In the long term, you can lose hundreds if not thousands of dollars. There are a lot of things that are a waste of money and a lot of things you can live without if you think about it.
Yard Work Contractors
I get it. Owning a home is time-consuming. One thing most people don’t consider when they buy a home is how much physical maintenance it involves. Still, since it’s your home, it’s your responsibility. Some professional landscapers might charge you up to $70-an-hour to clean up your yard. Others might cost hundreds of dollars per square yard.
If you have a big yard that needs work, it isn’t fair to shortchange any local kid or handyperson to do it either. It’s your house and your responsibility. You’ll get some moderate exercise and some time outdoors anyway. And, save a lot of money.
Cell Phone Insurance
Some people buy insurance for diamond rings. Considering that diamond rings don’t have any inherent value, their strategically manipulated scarcity makes them valuable, of what use would cell phone insurance be to anyone? Granted, the average cost of a cell phone is about $360. Still, how much did you pay for yours? I sure don’t pay over $200, if that, for cell phones.
The average cell phone insurance premium is almost $20 a month. They usually feature $275, or higher, deductibles that cost more than some cell phones. You could be limited to only two claims a year and could lose coverage if you dare to make one, depending on the carrier. Also, you don’t get to decide on the model or quality of replacement. After going through all of this bureaucratic hassle, you might be given a cheap, used, and refurbished phone to replace your original.
If you suffer from perpetual butterfingers syndrome, there are many rugged, near shatter-proof cell phones you can buy for $85 to $400. That might be a better idea than trying to insure one.
As of this writing, the average price for a gallon of gas is about $2.70. In some parts of the country, it’s about $3.60. So much gasoline is burned waiting in traffic that it is obscene. Consider that the average American driver buys at least 656 gallons of gas a year and you can appreciate the expenses of car ownership. Now ask yourself, do you need to pay these expenses?
If you have children, a large family, or work in a business that demands the use of a vehicle, then it a moot question. Now, if you don’t fit into such categories, then you should really reassess your transportation expenses. Do you mainly use your car to travel to supermarkets within walking distances? Or, do you use public transportation every day and then drive sometimes in the evening or on weekends?
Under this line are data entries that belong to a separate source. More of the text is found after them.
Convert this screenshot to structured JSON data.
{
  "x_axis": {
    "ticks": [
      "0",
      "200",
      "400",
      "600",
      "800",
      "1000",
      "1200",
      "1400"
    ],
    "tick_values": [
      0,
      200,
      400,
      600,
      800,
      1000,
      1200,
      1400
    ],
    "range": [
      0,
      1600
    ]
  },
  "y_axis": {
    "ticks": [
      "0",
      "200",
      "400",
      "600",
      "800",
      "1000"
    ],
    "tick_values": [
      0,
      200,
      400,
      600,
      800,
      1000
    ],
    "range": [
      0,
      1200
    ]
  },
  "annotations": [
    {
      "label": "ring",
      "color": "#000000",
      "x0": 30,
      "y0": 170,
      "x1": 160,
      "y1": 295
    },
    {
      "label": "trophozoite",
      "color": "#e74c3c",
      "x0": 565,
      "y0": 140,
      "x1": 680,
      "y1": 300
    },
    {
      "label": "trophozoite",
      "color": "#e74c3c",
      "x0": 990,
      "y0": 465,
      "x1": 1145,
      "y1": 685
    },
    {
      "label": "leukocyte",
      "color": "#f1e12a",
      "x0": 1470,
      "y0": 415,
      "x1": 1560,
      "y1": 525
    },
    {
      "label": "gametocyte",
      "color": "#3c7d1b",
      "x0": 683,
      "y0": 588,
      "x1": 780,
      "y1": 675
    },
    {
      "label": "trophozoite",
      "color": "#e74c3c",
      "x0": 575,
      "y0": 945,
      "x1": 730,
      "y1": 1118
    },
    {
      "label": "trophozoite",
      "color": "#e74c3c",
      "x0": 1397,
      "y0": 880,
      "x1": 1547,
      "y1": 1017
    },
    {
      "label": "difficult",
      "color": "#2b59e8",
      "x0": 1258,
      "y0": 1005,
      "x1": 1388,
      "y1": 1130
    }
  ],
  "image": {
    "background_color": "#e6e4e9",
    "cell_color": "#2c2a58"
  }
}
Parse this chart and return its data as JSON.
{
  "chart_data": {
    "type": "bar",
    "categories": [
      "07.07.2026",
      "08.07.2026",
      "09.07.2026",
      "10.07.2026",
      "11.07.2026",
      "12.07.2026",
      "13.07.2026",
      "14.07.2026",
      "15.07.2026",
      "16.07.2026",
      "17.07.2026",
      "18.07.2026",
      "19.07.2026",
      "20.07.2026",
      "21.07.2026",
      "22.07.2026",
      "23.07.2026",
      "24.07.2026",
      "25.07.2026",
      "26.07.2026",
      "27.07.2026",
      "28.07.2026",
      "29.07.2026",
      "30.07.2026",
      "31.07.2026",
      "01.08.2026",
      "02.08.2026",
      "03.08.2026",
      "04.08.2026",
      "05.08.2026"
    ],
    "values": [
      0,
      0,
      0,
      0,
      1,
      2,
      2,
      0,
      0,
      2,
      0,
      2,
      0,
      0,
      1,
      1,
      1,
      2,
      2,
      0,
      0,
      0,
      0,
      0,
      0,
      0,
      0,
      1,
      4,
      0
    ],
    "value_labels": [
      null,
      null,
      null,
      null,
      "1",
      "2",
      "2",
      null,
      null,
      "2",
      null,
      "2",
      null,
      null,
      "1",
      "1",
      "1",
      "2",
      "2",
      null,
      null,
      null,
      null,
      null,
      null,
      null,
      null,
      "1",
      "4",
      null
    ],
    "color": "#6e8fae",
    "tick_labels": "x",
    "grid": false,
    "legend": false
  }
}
You can utilize P2P car rental services when necessary. Or, bike more often. The point is, you should only drive if your lifestyle and/or vocation demands it. Otherwise, you’re just wasting a lot of gas.
Listen, taking a multivitamin is no substitute for a healthy diet and regular exercise. Unfortunately, many people seem to think that they are the key to improved health and a longer life. There are no scientific studies that prove multivitamin supplements provide any considerable health benefits. Still, Americans spend $30 billion every year on them. That comes out to about $100 a year for most people. There must be better ways to spend or invest such money.
Cool the Need to Burn Money
If you have money burning a hole in your pocket, invest it. Open new bank accounts. Do anything except throw it away needlessly.